A identidade de cada um de nós precisa ser trabalhada logo na nossa infância, pois esse é o método mais eficaz para não nos tornarmos adultos com pulso fraco, uma situação em que facilmente seremos ludibriados pela beleza do “ter” ou do “estar na moda”. Se não começarmos a ponderar nossa mania de querermos ser iguais a todo mundo e, como primeiro sinal desse descontrole de conduta, começarmos a comprar as mesmas coisas que todo mundo compra sem pensar em nossa real necessidade, em pouco tempo iremos à falência e à frustração, pois desejos não controlados sempre prejudicarão os nossos bolsos e nosso comportamento.
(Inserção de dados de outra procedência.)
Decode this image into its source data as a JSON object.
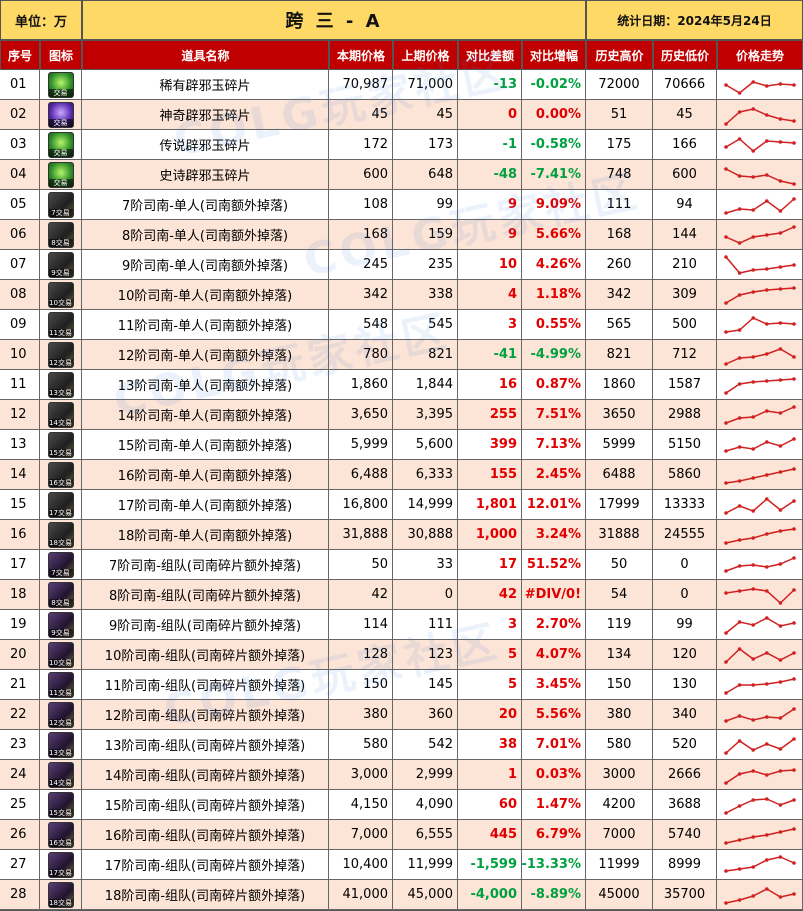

Para que isso não se perpetue, o ideal será introduzir conceitos reais do valor do dinheiro às nossas crianças, que sofrem diariamente os reflexos de um consumismo exagerado e sem rédeas, sem ter a mínima noção do que é preciso saber e ponderar para uma boa administração dos próprios recursos. Nossos pequenos não podem ser privados de tais conhecimentos, pois são indispensáveis para que o futuro de cada um deles seja menos conflituoso financeiramente do que é o nosso tão tumultuado presente, já condicionado pela ausência de orientações fundamentadas na prática direta com a realidade. Isso não significa que nossos pais foram omissos. Na nossa infância, muitos de nós não tínhamos acesso a veículos de comunicação da forma como temos hoje. E praticamente não existia a possibilidade de financiar o pagamento de algo quando não se tinha dinheiro para a compra. Naquela época, só se comprava à vista. Hoje, financiamos em longos meses algo de que nem sempre precisamos. E esse consumismo nos

Divulgação

Por Érika de Souza Bueno

impede de investir e de poupar. Se a escola quer mesmo preparar o aluno para um mundo fora de seus muros, nada mais lógico do que oferecer a cada criança as orientações necessárias para que saiba administrar com consciência o seu próprio dinheiro, pois essas orientações a fará mais responsável e consciente no exercício da cidadania. A educação econômica precisa ser inserida no currículo escolar, pois todas as crianças necessitam do acesso a noções de poupança, investimentos, consumo, financiamento de bens de consumo. Elas precisam de orientações tanto na escola quanto na família sobre como entender a sutil diferença entre o que é realmente necessário e o apenas se deseja comprar. Érika de Souza Bueno é editora e consultora-pedagógica de Língua Portuguesa do Portal Planeta Educação. (www.planetaeducacao.com.br)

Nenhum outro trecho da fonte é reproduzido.